The role for the local environment in shaping the IEL compartment is further highlighted by the observation that both naturally occurring TCRαβ+CD8αα+ and adaptively induced TCRαβ+CD8αβ+ IEL have private oligoclonal TCR repertoires in the steady state. To that point, it has been challenging to uncover the intimate specificities of IEL. This is most likely due to the rich source of antigen they encounter, be it microbial, dietary, or epithelial antigens and thus studies geared toward removal of one source of antigen may simply result in the expansion of IEL specific to the remaining source of antigen.

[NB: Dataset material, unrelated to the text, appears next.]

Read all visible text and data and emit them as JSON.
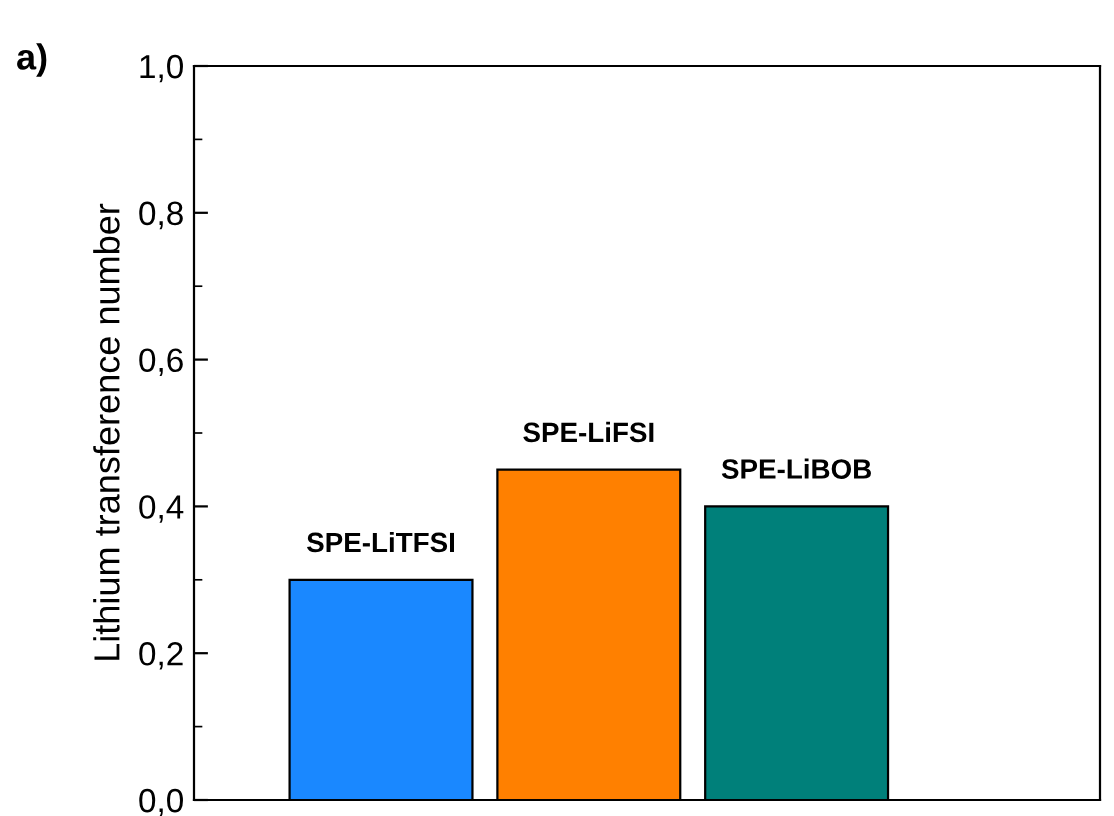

The reduction in IEL numbers observed in both food antigen-free and germ-free mice suggests IEL may be reactive to dietary and microbial antigens; however, there has been no identification of dietary or commensal-specific IEL.

The reason for the absence of the TCRαβ+CD8αα+ IEL in human is still unclear. Given the observations that TCRαβ+CD8αβ+ IEL in mice increase with age and that germ-free mice have a significant reduction of TCRαβ+CD8αβ+ IEL, it remains possible that wild mice and mice under chronic inflammatory conditions would lose the TCRαβ+CD8αα+ IEL subset at the expense of the TCRαβ+CD8αβ+ IEL that may acquire expression of NK receptors akin to those in human. Interestingly, TCRγδ+ IEL, which are also considered naturally occurring in mouse, are also significantly underrepresented in the human intestine.

The IEL compartment as a whole is comprised of many cell subsets, including non-T cell subsets of ILCs, and these subsets are influenced by their environment under steady (small intestine vs. colon) and pathogenic conditions. What remains to be elucidated is whether there is a clear division of labor between IEL subsets and if not to what extent does redundancy exist in their functions. Finally, whether the tissue-resident IEL compartment is stable and the extent to which it can be reshaped as a result of chronic insults and inflammatory conditions is a question with important physio-pathological consequences.